An interesting reality is that even though we know taxes don’t fund federal spending, every federal student loan was already fully “paid for” upon origination through the federal government. Interest on student loans, as well as to some degree the loans themselves, are both a poverty tax. Wealthy, or wealthy enough families don’t need student loans to put their kids through college. Congress approved appropriations that eventually became funding into a student’s college, trade school, or university account. This means that the money doesn’t need to be found anywhere for total, universal federal student loan relief, because it was already “found” when congress appropriated it into existence.  

It was a political choice to structure higher education so that people needed to take out student loans. It is a political choice to keep things this way. We can do great things, including a student debt jubilee, but the political will has to be there.  

For emphasis: Biden used an executive authority from the HEROES act to be repurposed towards means-tested, application based, partial relief. In doing so, he overstepped his Constitutional bounds- as Congress and not the executive branch has the sole power of the purse. The HEROES act does not grant the executive branch the necessary powers. Whereas, if he had used the existing authority under the Higher Education Act of 1965, where the relevant authority has been vested into the executive branch by Congress already, the loans would already be irrevocably gone. 

The Higher Education Act vested in the Secretary of Education the unilateral authority to “compromise, waive, or release” any and all federal student loan balances. President Biden could formally instruct Education Secretary Miguel Cardona to waive all the student debt, or Secretary Cardona could do it on his own accord. The authority is there, waiting to be used.  
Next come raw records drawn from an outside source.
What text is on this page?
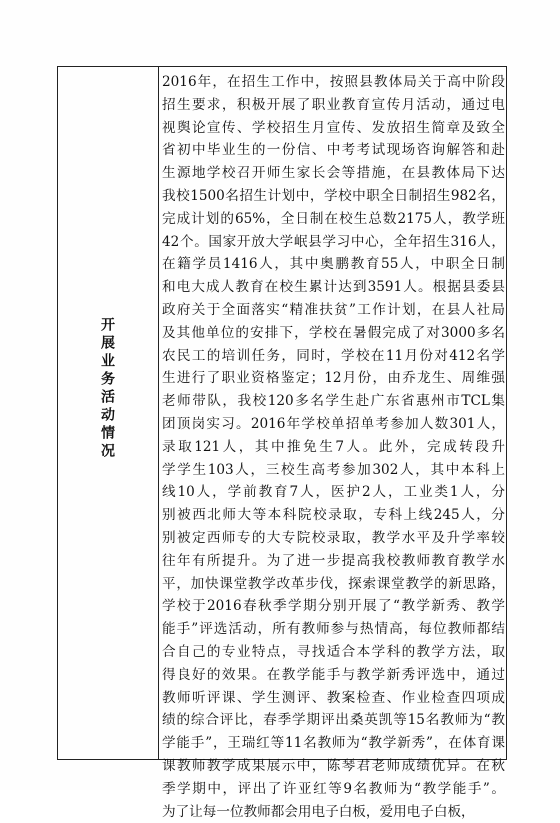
开展业务活动情况
2016年，在招生工作中，按照县教体局关于高中阶段
招生要求，积极开展了职业教育宣传月活动，通过电
视舆论宣传、学校招生月宣传、发放招生简章及致全
省初中毕业生的一份信、中考考试现场咨询解答和赴
生源地学校召开师生家长会等措施，在县教体局下达
我校1500名招生计划中，学校中职全日制招生982名，
完成计划的65%，全日制在校生总数2175人，教学班
42个。国家开放大学岷县学习中心，全年招生316人，
在籍学员1416人，其中奥鹏教育55人，中职全日制
和电大成人教育在校生累计达到3591人。根据县委县
政府关于全面落实“精准扶贫”工作计划，在县人社局
及其他单位的安排下，学校在暑假完成了对3000多名
农民工的培训任务，同时，学校在11月份对412名学
生进行了职业资格鉴定；12月份，由乔龙生、周维强
老师带队，我校120多名学生赴广东省惠州市TCL集
团顶岗实习。2016年学校单招单考参加人数301人，
录取121人，其中推免生7人。此外，完成转段升
学学生103人，三校生高考参加302人，其中本科上
线10人，学前教育7人，医护2人，工业类1人，分
别被西北师大等本科院校录取，专科上线245人，分
别被定西师专的大专院校录取，教学水平及升学率较
往年有所提升。为了进一步提高我校教师教育教学水
平，加快课堂教学改革步伐，探索课堂教学的新思路，
学校于2016春秋季学期分别开展了“教学新秀、教学
能手”评选活动，所有教师参与热情高，每位教师都结
合自己的专业特点，寻找适合本学科的教学方法，取
得良好的效果。在教学能手与教学新秀评选中，通过
教师听评课、学生测评、教案检查、作业检查四项成
绩的综合评比，春季学期评出桑英凯等15名教师为“教
学能手”，王瑞红等11名教师为“教学新秀”，在体育课
课教师教学成果展示中，陈琴君老师成绩优异。在秋
季学期中，评出了许亚红等9名教师为“教学能手”。
为了让每一位教师都会用电子白板，爱用电子白板，
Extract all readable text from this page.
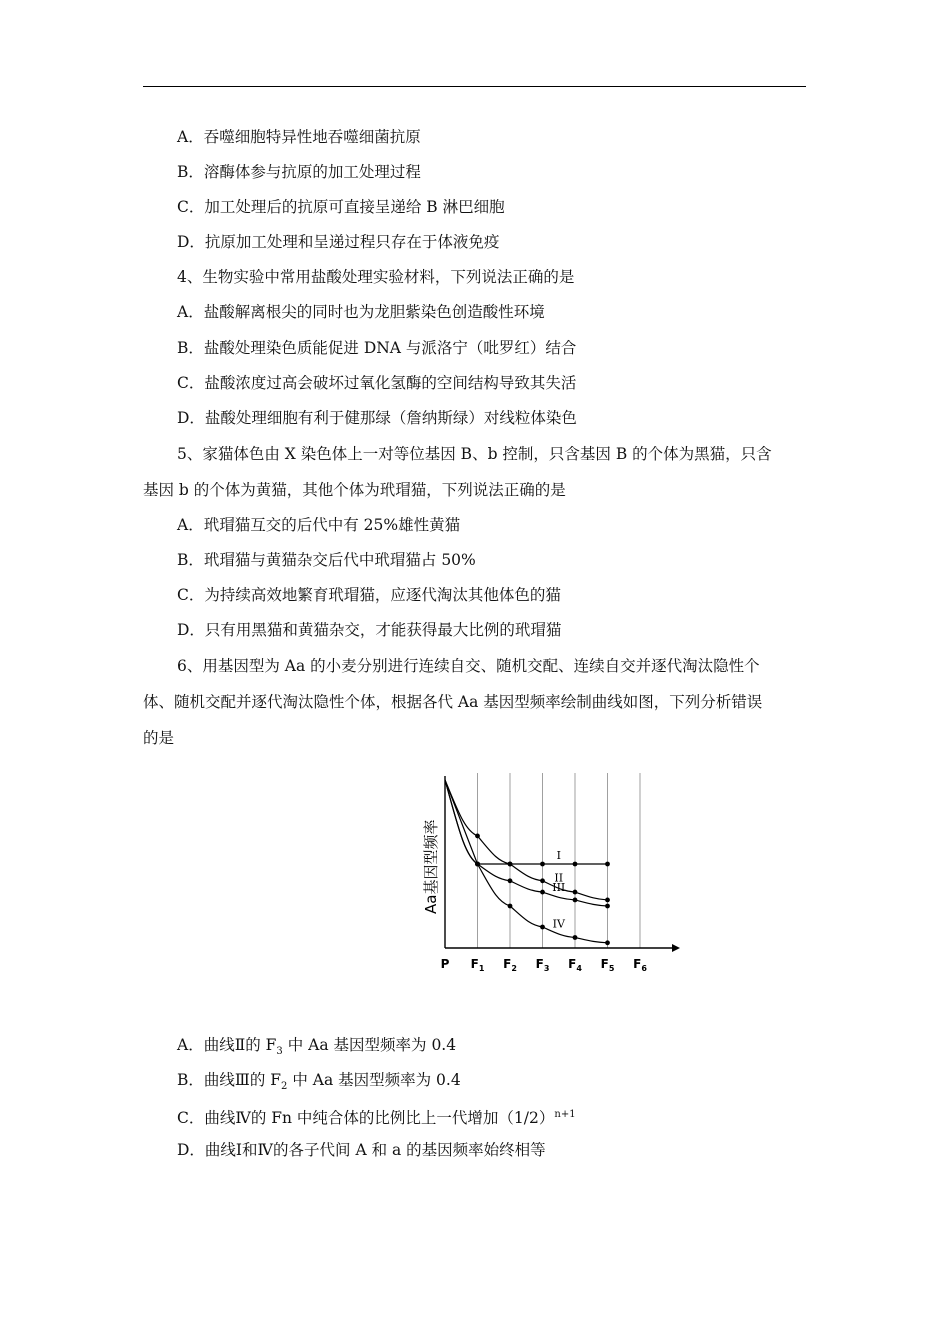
A．吞噬细胞特异性地吞噬细菌抗原
B．溶酶体参与抗原的加工处理过程
C．加工处理后的抗原可直接呈递给 B 淋巴细胞
D．抗原加工处理和呈递过程只存在于体液免疫
4、生物实验中常用盐酸处理实验材料，下列说法正确的是
A．盐酸解离根尖的同时也为龙胆紫染色创造酸性环境
B．盐酸处理染色质能促进 DNA 与派洛宁（吡罗红）结合
C．盐酸浓度过高会破坏过氧化氢酶的空间结构导致其失活
D．盐酸处理细胞有利于健那绿（詹纳斯绿）对线粒体染色
5、家猫体色由 X 染色体上一对等位基因 B、b 控制，只含基因 B 的个体为黑猫，只含
基因 b 的个体为黄猫，其他个体为玳瑁猫，下列说法正确的是
A．玳瑁猫互交的后代中有 25%雄性黄猫
B．玳瑁猫与黄猫杂交后代中玳瑁猫占 50%
C．为持续高效地繁育玳瑁猫，应逐代淘汰其他体色的猫
D．只有用黑猫和黄猫杂交，才能获得最大比例的玳瑁猫
6、用基因型为 Aa 的小麦分别进行连续自交、随机交配、连续自交并逐代淘汰隐性个
体、随机交配并逐代淘汰隐性个体，根据各代 Aa 基因型频率绘制曲线如图，下列分析错误
的是
Aa基因型频率	I
II
III
IV
P $F_1$ $F_2$ $F_3$ $F_4$ $F_5$ $F_6$
A．曲线Ⅱ的 $F_3$ 中 Aa 基因型频率为 0.4
B．曲线Ⅲ的 $F_2$ 中 Aa 基因型频率为 0.4
C．曲线Ⅳ的 Fn 中纯合体的比例比上一代增加$(1/2)^{n+1}$
D．曲线Ⅰ和Ⅳ的各子代间 A 和 a 的基因频率始终相等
Tertiary education used to be a mechanism of some opportunity. Student debt was justified in the idea that if you go to school, you will have boundless opportunity upon graduation. Now, those jobs of the future don’t exist.  Any reason for college or university education has been nullified by neoliberalism. Not only is there no thriving economy, there is no opportunity for a decent job that provides a decent standard of living. Going to Vegas and gambling money from a private loan to fund your life from winnings is arguably a more balanced risk than going to school and “doing the right things” to “get a better job”.  

Ask yourself: If Biden had the political will to do something about the student loan crisis, why didn’t he? In the words of President Biden on March 10th, 2020 (to a unionized electrical worker): “I don’t work for you!” 

Why did President Biden instruct his administration use an objectively flimsier legal authority? Why was the decision made to use a combination of prior economic recovery programs and the redirection of remaining COVID-related funding? Why did the Biden-Harris administration choose to cancel only some of the debt for a fraction of the people affected? Why would they go with a strategy of making people apply for means-tested relief, which takes time and resources to process? Why not use the existing ironclad legal authority to immediately delete all the debt? 

Delays owing to application processing gave Republican opposition time to create legal challenges. Using  HEROES act authority is why the courts were ultimately able to strike down the partial cancellation scheme. If Biden had instead used the authority under the Higher Education Act of 1965, the loans could be cancelled overnight, with no application or processing time, and no cost to the federal government. President Biden or Secretary Cardona still have the option of using that authority. Why won’t they?